Custom activation function is slow

Jow1e · August 14, 2021, 11:33am

Hi!

I’m new here and i am writing custom activation function with learnable parameters:

How it looks:

The formula:
x[ x < 0 ] = x[ x < 0 ] * alpha_low
x[ x > bias ] = x[ x > bias ] * alpha_high + bias

I tried several ways implementing it and here is the fastest result:

class CustomRelu(nn.Module):
	def __init__(self, alpha_low=0.01, alpha_high=0.01, bias=1.):
		super(CustomRelu, self).__init__()
		
		self.prelu_low = nn.PReLU(init=alpha_low)
		self.prelu_high = nn.PReLU(init=alpha_high)
		
		self.bias = bias
	
	def forward(self, x):
		x= -self.prelu_low(x) + self.bias
		x= -self.prelu_high(x) + self.bias
		return x

But the problem is, its still much slower than built in activation functions (about 5-10 times slower)
Is there a way how to optimize it?

eqy · August 14, 2021, 7:02pm

Is this operation done on CPU or GPU? One potential for optimization on GPU here is writing a custom kernel/extension: Custom C++ and CUDA Extensions — PyTorch Tutorials 1.9.0+cu102 documentation to fuse the operations together, because as it is written, the activation function incurs many global memory read/writes.

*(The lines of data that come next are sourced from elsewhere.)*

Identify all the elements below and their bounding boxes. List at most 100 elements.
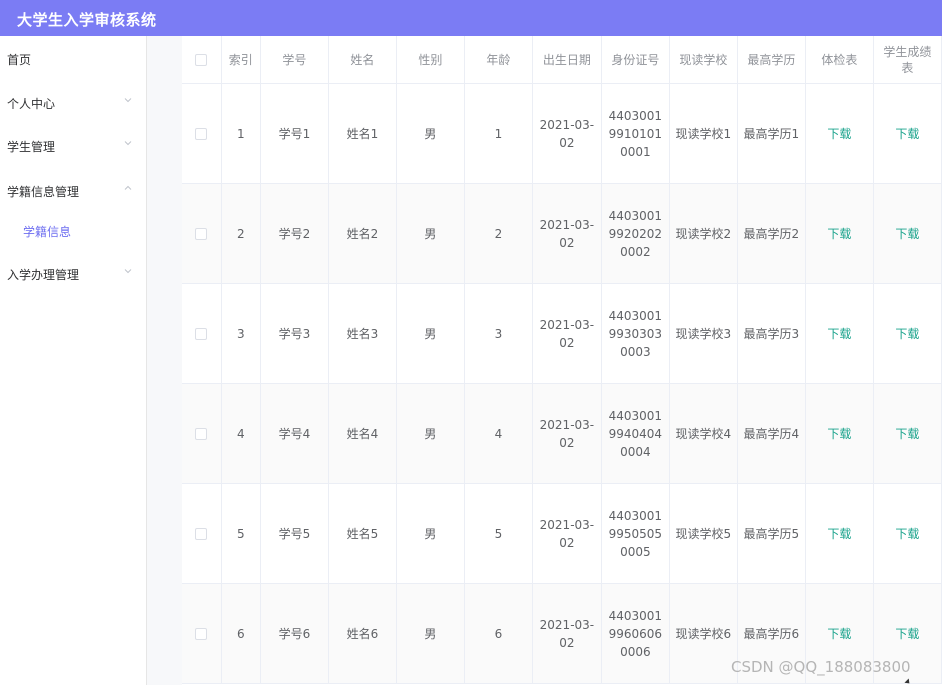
table-cell-school: 现读学校1 [669, 83, 738, 184]
table-cell-school: 现读学校4 [669, 383, 738, 484]
table-cell-age: 6 [464, 583, 533, 684]
sidebar-item-label: 入学办理管理 [7, 268, 80, 282]
checkbox-icon[interactable] [195, 428, 208, 440]
sidebar-item-label: 学籍信息管理 [7, 185, 80, 199]
sidebar-item-student-management[interactable]: 学生管理 [0, 127, 146, 163]
table-cell-name: 姓名2 [328, 183, 397, 284]
select-all-checkbox-cell[interactable] [182, 36, 222, 84]
row-checkbox-cell[interactable] [182, 183, 222, 284]
checkbox-icon[interactable] [195, 628, 208, 640]
table-cell-name: 姓名6 [328, 583, 397, 684]
chevron-up-icon [124, 184, 132, 192]
sidebar-item-label: 首页 [7, 53, 32, 67]
table-cell-index: 5 [221, 483, 261, 584]
table-cell-id-number: 440300199202020002 [601, 183, 670, 284]
sidebar-item-enrollment-info[interactable]: 学籍信息 [0, 212, 146, 248]
table-header-row: 索引 学号 姓名 性别 年龄 出生日期 身份证号 现读学校 最高学历 体检表 学… [182, 36, 942, 84]
download-exam-link[interactable]: 下载 [805, 283, 874, 384]
checkbox-icon[interactable] [195, 128, 208, 140]
table-cell-birth: 2021-03-02 [532, 83, 602, 184]
row-checkbox-cell[interactable] [182, 283, 222, 384]
table-cell-name: 姓名5 [328, 483, 397, 584]
table-cell-id-number: 440300199606060006 [601, 583, 670, 684]
sidebar-item-label: 个人中心 [7, 97, 56, 111]
column-header: 索引 [221, 36, 261, 84]
table-cell-gender: 男 [396, 483, 465, 584]
table-cell-gender: 男 [396, 83, 465, 184]
table-cell-gender: 男 [396, 583, 465, 684]
table-cell-age: 3 [464, 283, 533, 384]
table-cell-age: 5 [464, 483, 533, 584]
row-checkbox-cell[interactable] [182, 383, 222, 484]
table-cell-school: 现读学校2 [669, 183, 738, 284]
row-checkbox-cell[interactable] [182, 83, 222, 184]
table-cell-age: 1 [464, 83, 533, 184]
column-header: 性别 [396, 36, 465, 84]
table-cell-school: 现读学校5 [669, 483, 738, 584]
table-cell-student-id: 学号2 [260, 183, 329, 284]
top-header-bar: 大学生入学审核系统 [0, 0, 942, 36]
table-cell-index: 1 [221, 83, 261, 184]
table-cell-gender: 男 [396, 183, 465, 284]
sidebar-item-label: 学生管理 [7, 140, 56, 154]
download-exam-link[interactable]: 下载 [805, 183, 874, 284]
row-checkbox-cell[interactable] [182, 583, 222, 684]
table-cell-name: 姓名3 [328, 283, 397, 384]
sidebar-menu: 首页 个人中心 学生管理 学籍信息管理 学籍信息 入学办理管理 [0, 36, 147, 685]
table-cell-index: 3 [221, 283, 261, 384]
table-cell-index: 6 [221, 583, 261, 684]
student-table: 索引 学号 姓名 性别 年龄 出生日期 身份证号 现读学校 最高学历 体检表 学… [182, 36, 942, 684]
table-cell-student-id: 学号3 [260, 283, 329, 384]
column-header: 学号 [260, 36, 329, 84]
watermark-text: CSDN @QQ_188083800 [731, 658, 911, 676]
student-table-container: 索引 学号 姓名 性别 年龄 出生日期 身份证号 现读学校 最高学历 体检表 学… [182, 36, 942, 685]
column-header: 年龄 [464, 36, 533, 84]
table-cell-id-number: 440300199404040004 [601, 383, 670, 484]
row-checkbox-cell[interactable] [182, 483, 222, 584]
table-cell-school: 现读学校3 [669, 283, 738, 384]
table-row: 5 学号5 姓名5 男 5 2021-03-02 440300199505050005 现读学… [182, 483, 942, 584]
download-grades-link[interactable]: 下载 [873, 383, 942, 484]
table-cell-gender: 男 [396, 283, 465, 384]
table-cell-index: 4 [221, 383, 261, 484]
content-gutter [147, 36, 182, 685]
table-cell-name: 姓名4 [328, 383, 397, 484]
column-header: 学生成绩表 [873, 36, 942, 84]
table-cell-birth: 2021-03-02 [532, 583, 602, 684]
column-header: 体检表 [805, 36, 874, 84]
table-cell-birth: 2021-03-02 [532, 183, 602, 284]
column-header: 出生日期 [532, 36, 602, 84]
table-cell-id-number: 440300199505050005 [601, 483, 670, 584]
checkbox-icon[interactable] [195, 228, 208, 240]
table-cell-education: 最高学历5 [737, 483, 806, 584]
table-row: 2 学号2 姓名2 男 2 2021-03-02 440300199202020002 现读学… [182, 183, 942, 284]
table-cell-id-number: 440300199303030003 [601, 283, 670, 384]
table-cell-name: 姓名1 [328, 83, 397, 184]
chevron-down-icon [124, 267, 132, 275]
table-cell-age: 4 [464, 383, 533, 484]
table-row: 3 学号3 姓名3 男 3 2021-03-02 440300199303030003 现读学… [182, 283, 942, 384]
table-cell-school: 现读学校6 [669, 583, 738, 684]
download-grades-link[interactable]: 下载 [873, 83, 942, 184]
download-grades-link[interactable]: 下载 [873, 283, 942, 384]
table-cell-birth: 2021-03-02 [532, 383, 602, 484]
table-cell-birth: 2021-03-02 [532, 283, 602, 384]
download-grades-link[interactable]: 下载 [873, 483, 942, 584]
download-exam-link[interactable]: 下载 [805, 83, 874, 184]
sidebar-item-personal-center[interactable]: 个人中心 [0, 84, 146, 120]
app-title: 大学生入学审核系统 [17, 11, 157, 29]
checkbox-icon[interactable] [195, 528, 208, 540]
table-cell-student-id: 学号4 [260, 383, 329, 484]
sidebar-item-enrollment-info-management[interactable]: 学籍信息管理 [0, 172, 146, 208]
download-exam-link[interactable]: 下载 [805, 483, 874, 584]
column-header: 身份证号 [601, 36, 670, 84]
checkbox-icon[interactable] [195, 328, 208, 340]
download-exam-link[interactable]: 下载 [805, 383, 874, 484]
sidebar-item-home[interactable]: 首页 [0, 40, 146, 76]
column-header: 现读学校 [669, 36, 738, 84]
download-grades-link[interactable]: 下载 [873, 183, 942, 284]
sidebar-item-admission-management[interactable]: 入学办理管理 [0, 255, 146, 291]
sidebar-item-label: 学籍信息 [23, 225, 72, 239]
checkbox-icon[interactable] [195, 54, 208, 66]
table-cell-id-number: 440300199101010001 [601, 83, 670, 184]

From a quick glance, x is read, negated, written back, read again to add bias, written back, read again to negate, written back, read again to add bias, and finally written back to produce the output. With a single kernel, this could be optimized to a single read/write. However, in addition to requiring a new kernel/CUDA extension to be written you would also need to implement your own backwards kernel for training as the new operation would not be registered in autograd.

Jow1e · August 14, 2021, 9:10pm

Thank you. I’ll try it!

eqy · August 14, 2021, 9:38pm

If this works for you use case, please update this thread with your performance results! It could be a great example for others also trying to optimize similar operators/kernels.